In the United Kingdom, an initiative called the Advanced Therapy Manufacturing Industry Consortium (AToMIC) helps academic institutions prepare students for work in the ATMP field, and NHS Blood and Transplant has created learning modules specific to cell and gene therapy. But despite the institutional advancements in this area, BTCs are often overlooked as a viable development pathway for ATMP.

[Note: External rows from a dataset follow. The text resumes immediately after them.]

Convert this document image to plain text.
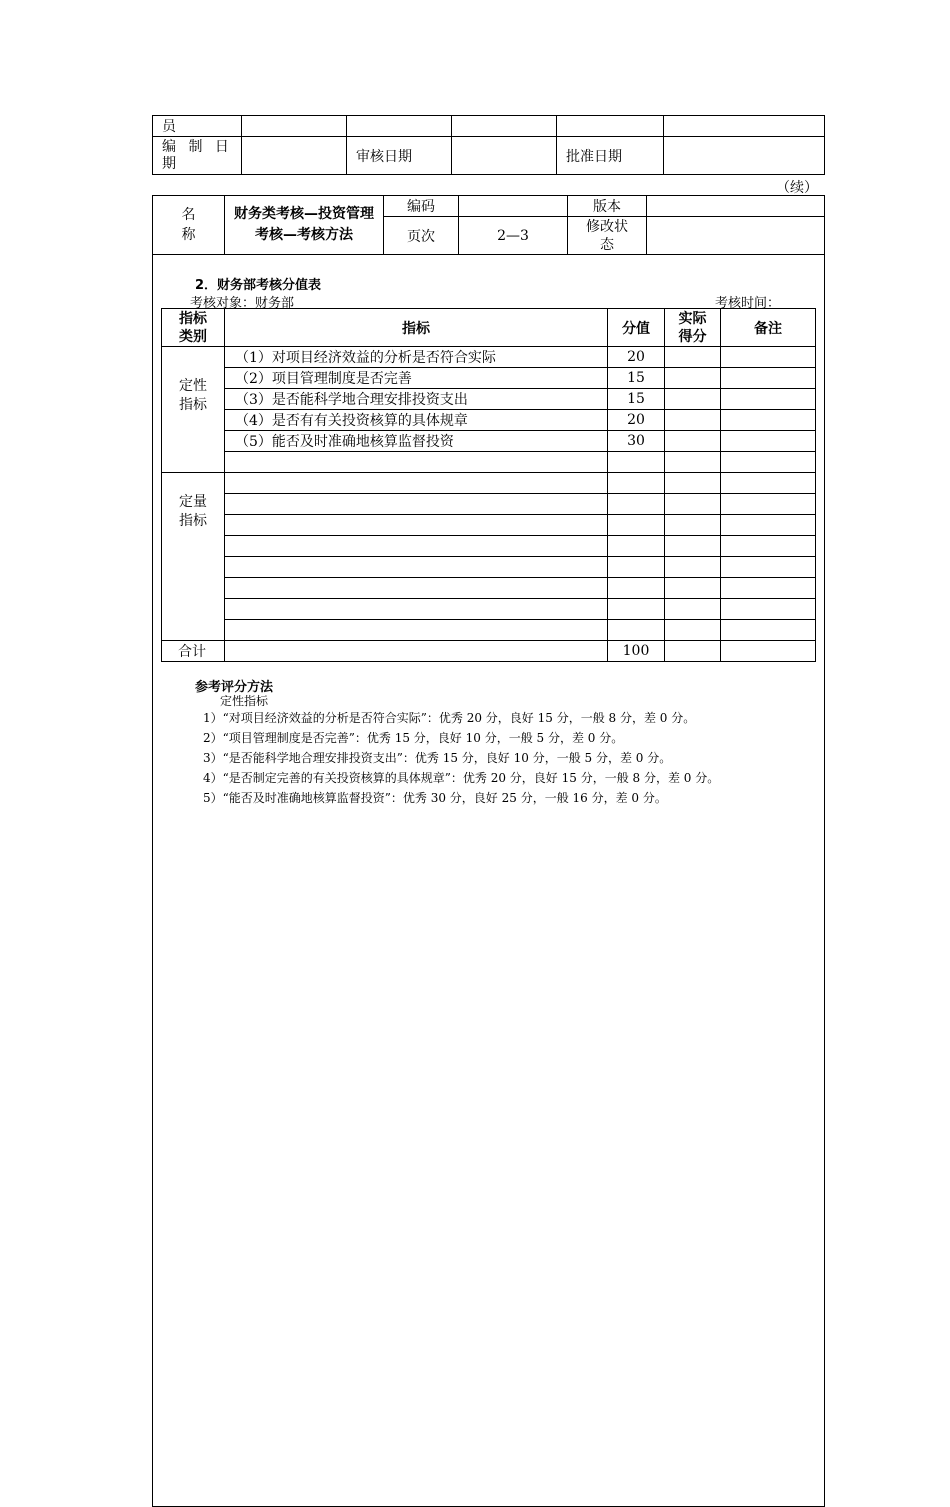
员					
编 制 日期		审核日期		批准日期	
（续）
名　称	财务类考核—投资管理考核—考核方法	编码		版本	
		页次	2—3	修改状态	
2．财务部考核分值表
考核对象：财务部	考核时间：
指标类别	指标	分值	实际得分	备注
定性指标	（1）对项目经济效益的分析是否符合实际	20		
	（2）项目管理制度是否完善	15		
	（3）是否能科学地合理安排投资支出	15		
	（4）是否有有关投资核算的具体规章	20		
	（5）能否及时准确地核算监督投资	30		

定量指标				

合计		100		
参考评分方法
定性指标
1）“对项目经济效益的分析是否符合实际”：优秀 20 分，良好 15 分，一般 8 分，差 0 分。
2）“项目管理制度是否完善”：优秀 15 分，良好 10 分，一般 5 分，差 0 分。
3）“是否能科学地合理安排投资支出”：优秀 15 分，良好 10 分，一般 5 分，差 0 分。
4）“是否制定完善的有关投资核算的具体规章”：优秀 20 分，良好 15 分，一般 8 分，差 0 分。
5）“能否及时准确地核算监督投资”：优秀 30 分，良好 25 分，一般 16 分，差 0 分。
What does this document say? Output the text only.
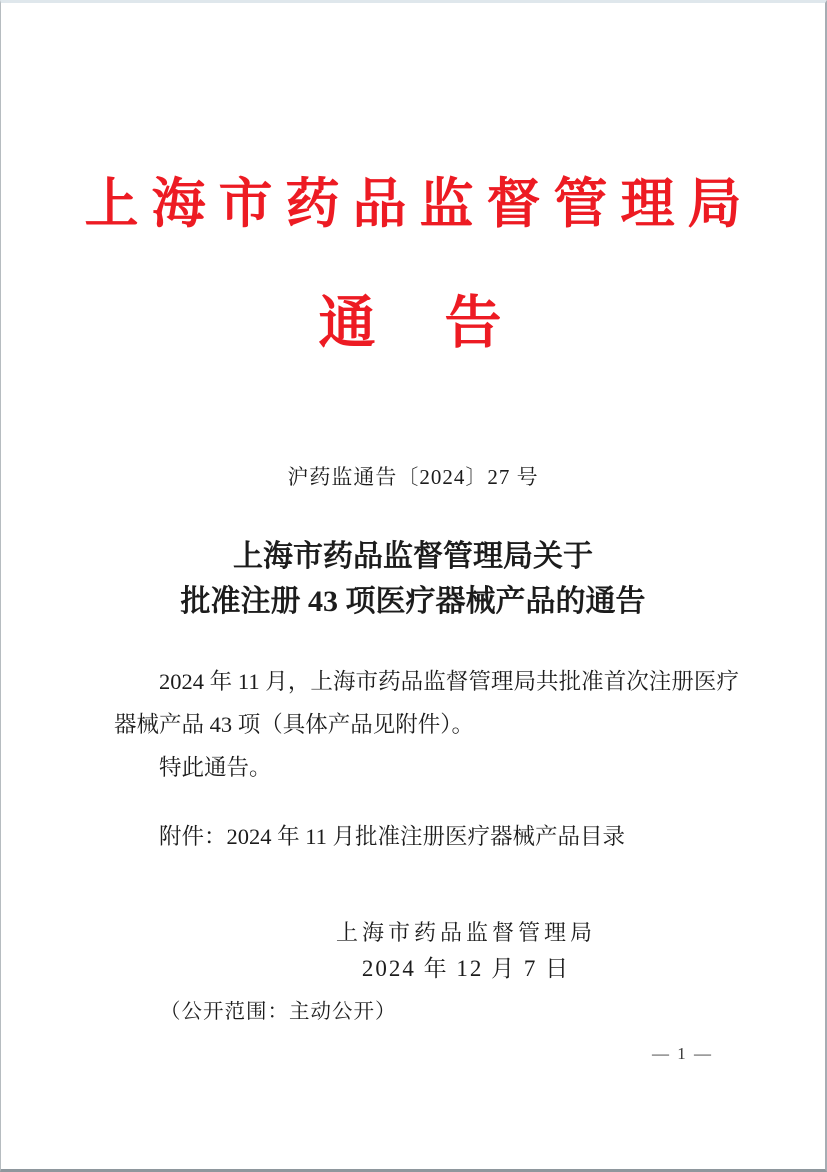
上海市药品监督管理局
通　告
沪药监通告〔2024〕27 号
上海市药品监督管理局关于
批准注册 43 项医疗器械产品的通告

2024 年 11 月，上海市药品监督管理局共批准首次注册医疗

器械产品 43 项（具体产品见附件）。

特此通告。

附件：2024 年 11 月批准注册医疗器械产品目录

上海市药品监督管理局
2024 年 12 月 7 日

（公开范围：主动公开）

— 1 —
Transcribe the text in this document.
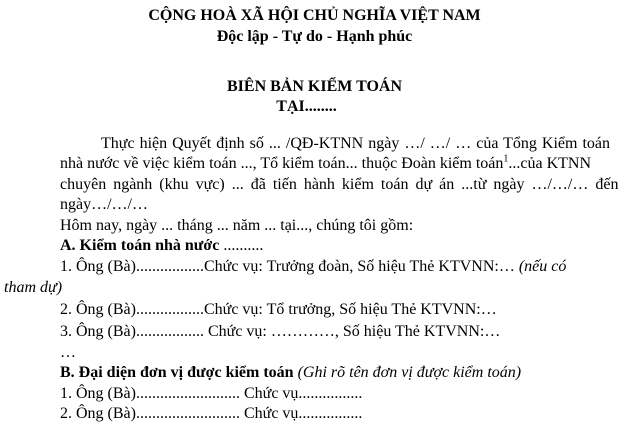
CỘNG HOÀ XÃ HỘI CHỦ NGHĨA VIỆT NAM
Độc lập - Tự do - Hạnh phúc
BIÊN BẢN KIỂM TOÁN
TẠI........
Thực hiện Quyết định số ... /QĐ-KTNN ngày …/ …/ … của Tổng Kiểm toán
nhà nước về việc kiểm toán ..., Tổ kiểm toán... thuộc Đoàn kiểm toán$^1$...của KTNN
chuyên ngành (khu vực) ... đã tiến hành kiểm toán dự án ...từ ngày …/…/… đến
ngày…/…/…
Hôm nay, ngày ... tháng ... năm ... tại..., chúng tôi gồm:
A. Kiểm toán nhà nước ..........
1. Ông (Bà).................Chức vụ: Trưởng đoàn, Số hiệu Thẻ KTVNN:… (nếu có
tham dự)
2. Ông (Bà).................Chức vụ: Tổ trưởng, Số hiệu Thẻ KTVNN:…
3. Ông (Bà)................. Chức vụ: …………, Số hiệu Thẻ KTVNN:…
…
B. Đại diện đơn vị được kiểm toán (Ghi rõ tên đơn vị được kiểm toán)
1. Ông (Bà).......................... Chức vụ................
2. Ông (Bà).......................... Chức vụ................
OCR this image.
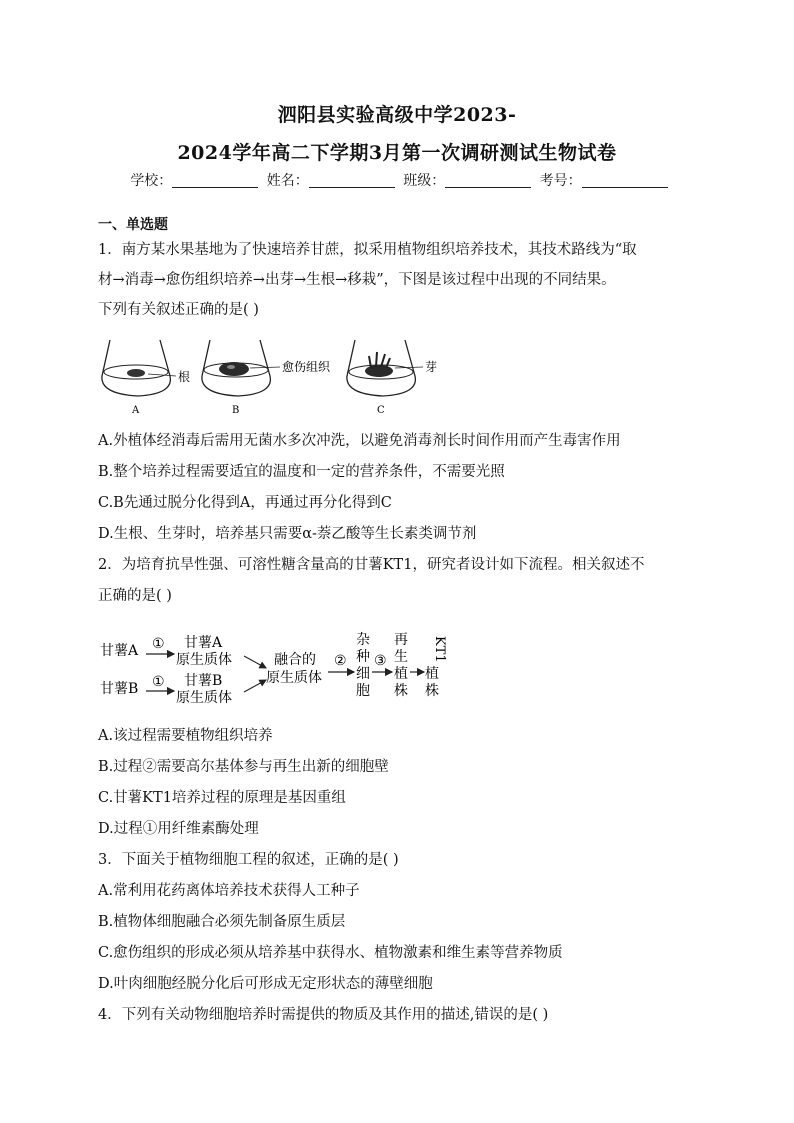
泗阳县实验高级中学2023-
2024学年高二下学期3月第一次调研测试生物试卷
学校：	姓名：	班级：	考号：
一、单选题
1．南方某水果基地为了快速培养甘蔗，拟采用植物组织培养技术，其技术路线为“取
材→消毒→愈伤组织培养→出芽→生根→移栽”，下图是该过程中出现的不同结果。
下列有关叙述正确的是( )
根
A
愈伤组织
B
芽
C
A.外植体经消毒后需用无菌水多次冲洗，以避免消毒剂长时间作用而产生毒害作用
B.整个培养过程需要适宜的温度和一定的营养条件，不需要光照
C.B先通过脱分化得到A，再通过再分化得到C
D.生根、生芽时，培养基只需要α-萘乙酸等生长素类调节剂
2．为培育抗旱性强、可溶性糖含量高的甘薯KT1，研究者设计如下流程。相关叙述不
正确的是( )
甘薯A ① 甘薯A
原生质体
甘薯B ① 甘薯B
原生质体
融合的
原生质体
②
杂
种
细
胞
③
再
生
植
株
KT1
植
株
A.该过程需要植物组织培养
B.过程②需要高尔基体参与再生出新的细胞壁
C.甘薯KT1培养过程的原理是基因重组
D.过程①用纤维素酶处理
3．下面关于植物细胞工程的叙述，正确的是( )
A.常利用花药离体培养技术获得人工种子
B.植物体细胞融合必须先制备原生质层
C.愈伤组织的形成必须从培养基中获得水、植物激素和维生素等营养物质
D.叶肉细胞经脱分化后可形成无定形状态的薄壁细胞
4．下列有关动物细胞培养时需提供的物质及其作用的描述,错误的是( )
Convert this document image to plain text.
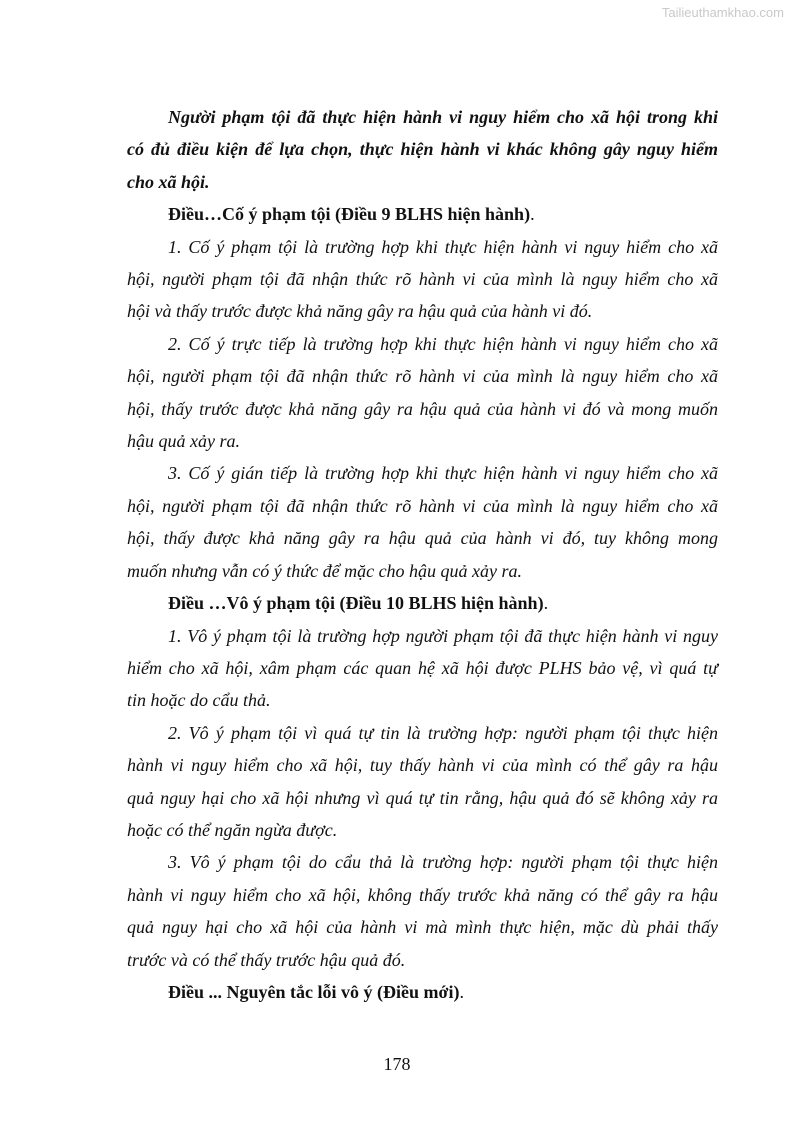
Tailieuthamkhao.com
Người phạm tội đã thực hiện hành vi nguy hiểm cho xã hội trong khi
có đủ điều kiện để lựa chọn, thực hiện hành vi khác không gây nguy hiểm
cho xã hội.
Điều…Cố ý phạm tội (Điều 9 BLHS hiện hành).
1. Cố ý phạm tội là trường hợp khi thực hiện hành vi nguy hiểm cho xã
hội, người phạm tội đã nhận thức rõ hành vi của mình là nguy hiểm cho xã
hội và thấy trước được khả năng gây ra hậu quả của hành vi đó.
2. Cố ý trực tiếp là trường hợp khi thực hiện hành vi nguy hiểm cho xã
hội, người phạm tội đã nhận thức rõ hành vi của mình là nguy hiểm cho xã
hội, thấy trước được khả năng gây ra hậu quả của hành vi đó và mong muốn
hậu quả xảy ra.
3. Cố ý gián tiếp là trường hợp khi thực hiện hành vi nguy hiểm cho xã
hội, người phạm tội đã nhận thức rõ hành vi của mình là nguy hiểm cho xã
hội, thấy được khả năng gây ra hậu quả của hành vi đó, tuy không mong
muốn nhưng vẫn có ý thức để mặc cho hậu quả xảy ra.
Điều …Vô ý phạm tội (Điều 10 BLHS hiện hành).
1. Vô ý phạm tội là trường hợp người phạm tội đã thực hiện hành vi nguy
hiểm cho xã hội, xâm phạm các quan hệ xã hội được PLHS bảo vệ, vì quá tự
tin hoặc do cẩu thả.
2. Vô ý phạm tội vì quá tự tin là trường hợp: người phạm tội thực hiện
hành vi nguy hiểm cho xã hội, tuy thấy hành vi của mình có thể gây ra hậu
quả nguy hại cho xã hội nhưng vì quá tự tin rằng, hậu quả đó sẽ không xảy ra
hoặc có thể ngăn ngừa được.
3. Vô ý phạm tội do cẩu thả là trường hợp: người phạm tội thực hiện
hành vi nguy hiểm cho xã hội, không thấy trước khả năng có thể gây ra hậu
quả nguy hại cho xã hội của hành vi mà mình thực hiện, mặc dù phải thấy
trước và có thể thấy trước hậu quả đó.
Điều ... Nguyên tắc lỗi vô ý (Điều mới).
178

The authors considered common assets of BTCs and the process of delivering custom treatment to patients as the basis for a centralised business model for ATMPs. The BADAM is a variant of the integrated business model described by Banda et al. “To fully realize BADAM [on] an international level, synergistic collaborations among BTCs are needed in almost all, if not all, segments of the value chain,” the authors said. Primarily, this requires a close working relationship between the “treatment dimension,” which is patient focused, and the “product dimension,” which is bioprocess focused (Figure). Scientific societies and professional organisations have an opportunity to support these BTC networks, and, in turn, become important stakeholders as member organisations invest in new ATMP development and production. Such initiatives are underway throughout the EU: ATMP Ireland, ATMP Sweden, Red Española de Terapias Avanzadas (TERAV) in Spain and AToMIC.
Intentional collaboration between BTCs and developing institutions can facilitate the development and application of novel CGT therapeutics across industries. In addition to the material impact of these endeavors, subsidiary benefits of the BADAM model include improved regulatory compliance, quality assurance, regional competence and research advancements. As technological capabilities for ATMPs improve at an exponential pace, this intentional institutional framework will increase patient access and improve treatment outcomes across the EU.